Russell tried to create something by going airborne when he floated a kick into the corner but Edinburgh left wing Tom Brown pouched well and Glasgow wing Taqele Naiyaravoro was penalised for tackling his opposite winger in the air. The same pair clashed again moments later when the Fiji-born Wallaby colossus bore down on the right-hand corner and Brown earned one of the loudest cheers of the day as he put his body on the line with a thunderous tackle to bounce Naiyaravoro into touch.
It was in many ways the match in microcosm as Glasgow’s big reputations were denied by Edinburgh’s bravery and commitment.

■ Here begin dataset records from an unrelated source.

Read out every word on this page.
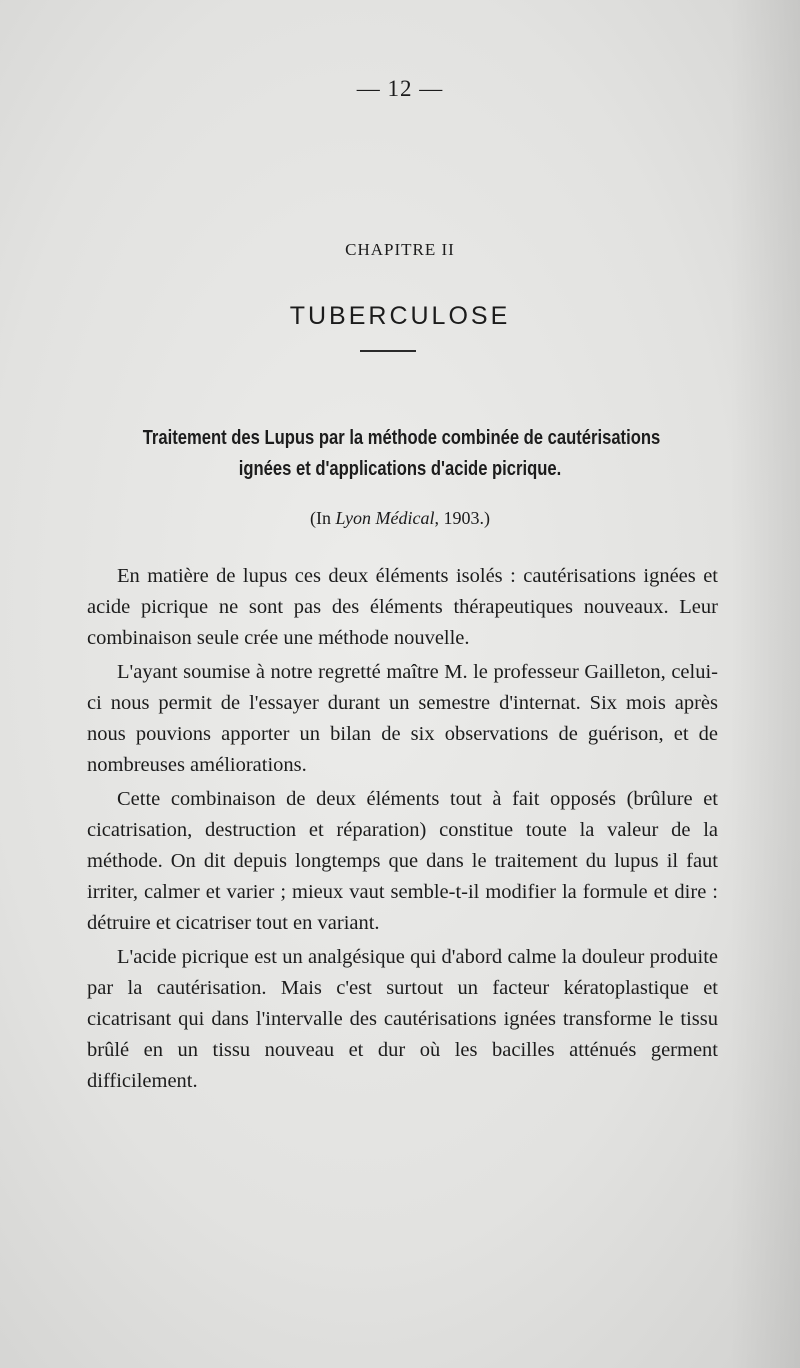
— 12 —
CHAPITRE II
TUBERCULOSE
Traitement des Lupus par la méthode combinée de cautérisations
ignées et d'applications d'acide picrique.
(In Lyon Médical, 1903.)

En matière de lupus ces deux éléments isolés : cautérisations ignées et acide picrique ne sont pas des éléments thérapeutiques nouveaux. Leur combinaison seule crée une méthode nouvelle.

L'ayant soumise à notre regretté maître M. le professeur Gailleton, celui-ci nous permit de l'essayer durant un semestre d'internat. Six mois après nous pouvions apporter un bilan de six observations de guérison, et de nombreuses améliorations.

Cette combinaison de deux éléments tout à fait opposés (brûlure et cicatrisation, destruction et réparation) constitue toute la valeur de la méthode. On dit depuis longtemps que dans le traitement du lupus il faut irriter, calmer et varier ; mieux vaut semble-t-il modifier la formule et dire : détruire et cicatriser tout en variant.

L'acide picrique est un analgésique qui d'abord calme la douleur produite par la cautérisation. Mais c'est surtout un facteur kératoplastique et cicatrisant qui dans l'intervalle des cautérisations ignées transforme le tissu brûlé en un tissu nouveau et dur où les bacilles atténués germent difficilement.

Bennett threatened in the dying seconds but he too found no way through down the right and it was Edinburgh who celebrated a famous and thoroughly deserved victory.
Edinburgh: Jack Cuthbert, Dougie Fife, Michael Allen, Matt Scott, Tom Brown, Sam Hidalgo-Clyne, Phil Burleigh, Rory Sutherland, Ross Ford, WP Nel, Anton Bresler, Alex Toolis, Mike Coman, John Hardie, Cornell Du Preez.
Replacements: Neil Cochrane, Allan Dell, John Andress, Ben Toolis, Jamie Ritchie, Sean Kennedy, Greig Tonks, Andries Strauss.
Glasgow Warriors: Stuart Hogg, Taqele Naiyaravoro, Mark Bennett, Peter Horne, Tommy Seymour, Finn Russell, Grayson Hart, Ryan Grant, Fraser Brown, Sila Puafisi, Leone Nakarawa, Tim Swinson, Ryan Wilson, Chris Fusaro, Adam Ashe.
Replacements: James Malcolm, Gordon Reid, Zander Fagerson, Greg Peterson, Simone Favaro, Ali Price, Sam Johnson, Lee Jones.